Thursday, May 01, 2008

The Iterative Design of a Lego Sports Car that Transforms Into a Robot, Part I

In the lead-up to the debut of the movie “Transformers,” there was already plenty of Transformers merchandise available. My son, who was 2 ½ years old at the time was instantly entranced. While my wife was strolling him through the bookstore he grabbed a Transformers calendar without her noticing. When she got to the register he then used his charms to convince her to buy it.

The Challenge
This got me to thinking. Wouldn’t it be fun to build my son a car out of Legos that could transform into a robot? After all, how hard could it be? I decided to give it a shot and I set myself the following design goals and constraints:
  1. Build a Lego model that has two forms: a sports car and a robot
  2. Folks looking at it agree that each form is clearly recognizable as that form
  3. On casual inspection, it doesn’t look like it transforms
  4. 100% Lego, no other parts, and no glue
  5. Easily held in one hand
  6. Strong (parts don’t fall off easily during use)
  7. Robot form can stand on its own
  8. The model can easily transform from one form to the other
  9. Model is completely connected and transformation does not require the addition or removal of any parts
  10. Fully articulated
Now, a year and several generations of Lego models later, I've finally created a Lego model which meets these deceptively simple goals.

As the project progressed, I wasn’t thinking of it as an exercise in iterative design or a formal project, it was always just something I did for fun in my spare time. I didn’t realize the link to iterative design until I started talking to people about the history of the project.

Transforming Requirements Into Working Software
When working with software, even if you have clear requirements that you have validated with users, it is not always clear how you will implement them. The search for a solution has two possible components: thinking about how to do something and implementing something. When thinking about how to do something, that’s really just fantasizing. Of course, it is fantasizing that is focused on producing something real, and it is more likely to produce something real than fantasizing about winning the lottery, but it is still fantasizing.

Requirements, analysis, specifications, and design are all examples of fantasizing. Yes, it is useful to do it, and you will often hit on solutions or eliminate problems much more quickly and much more economically than creating something real without giving it the same amount of thought, but fantasizing is only an approximation of reality, an interlocking web of educated guesses. Not until you actually attempt to create something real will you find out how all of the individual requirements interact and the real costs and difficulty involved. You don’t always find a clear match between requirements and implementation that is cost-effective to implement. In this case you have four paths forward: implement with the closest match and hope for the best, search for new possibilities, invent new possibilities, or shelve the project.
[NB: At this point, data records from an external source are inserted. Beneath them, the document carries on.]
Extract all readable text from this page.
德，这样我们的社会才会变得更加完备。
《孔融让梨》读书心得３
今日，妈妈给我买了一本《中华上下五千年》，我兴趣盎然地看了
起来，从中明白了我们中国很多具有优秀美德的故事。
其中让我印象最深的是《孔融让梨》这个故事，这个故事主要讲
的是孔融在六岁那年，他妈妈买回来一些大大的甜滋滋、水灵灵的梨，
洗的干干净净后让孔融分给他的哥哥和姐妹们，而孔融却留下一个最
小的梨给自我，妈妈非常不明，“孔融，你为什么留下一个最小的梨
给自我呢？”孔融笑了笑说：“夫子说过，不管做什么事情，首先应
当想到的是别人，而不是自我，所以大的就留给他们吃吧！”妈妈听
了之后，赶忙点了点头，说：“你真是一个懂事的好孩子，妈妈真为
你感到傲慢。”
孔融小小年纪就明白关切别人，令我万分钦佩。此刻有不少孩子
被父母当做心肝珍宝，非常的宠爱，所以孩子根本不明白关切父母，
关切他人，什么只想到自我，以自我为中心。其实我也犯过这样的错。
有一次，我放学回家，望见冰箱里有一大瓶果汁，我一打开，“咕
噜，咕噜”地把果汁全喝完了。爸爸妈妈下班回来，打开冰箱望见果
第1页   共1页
Transforming Lego Car, Iteration 1
The first attempt to build the transforming Lego car didn’t go very well. I was able to create a reasonable looking car which had lots of interior space for the mechanics needed to transform, but creating the sliding parts and the joints proved to be more difficult than I had imagined. I had lots of different hinges, flat parts, special joints, and Technic parts, but all of the possibilities I came up with were either too big, too fragile, too loose, or didn’t support articulation well enough. I was stumped. After a quick trip to the nearby Lego store to see if there was something I had missed, I reluctantly decided to shelve the project.

From a requirements perspective, I had satisfied requirements 2-6, which is half of the requirements. Of course, it was easy to satisfy "doesn't look like it transforms" because it didn't transform at all. :-) From an Agile perspective, the car was fully functional as a car in its own right, and I had discovered lots of valuable information that would help with later iterations of the car.

Little did I know that a hidden bias had kept me from seeing what was right in front of me. It wasn't until a couple of months later that serendipity broke through that bias and brought together the necessary ingredients for the first transforming version of the car.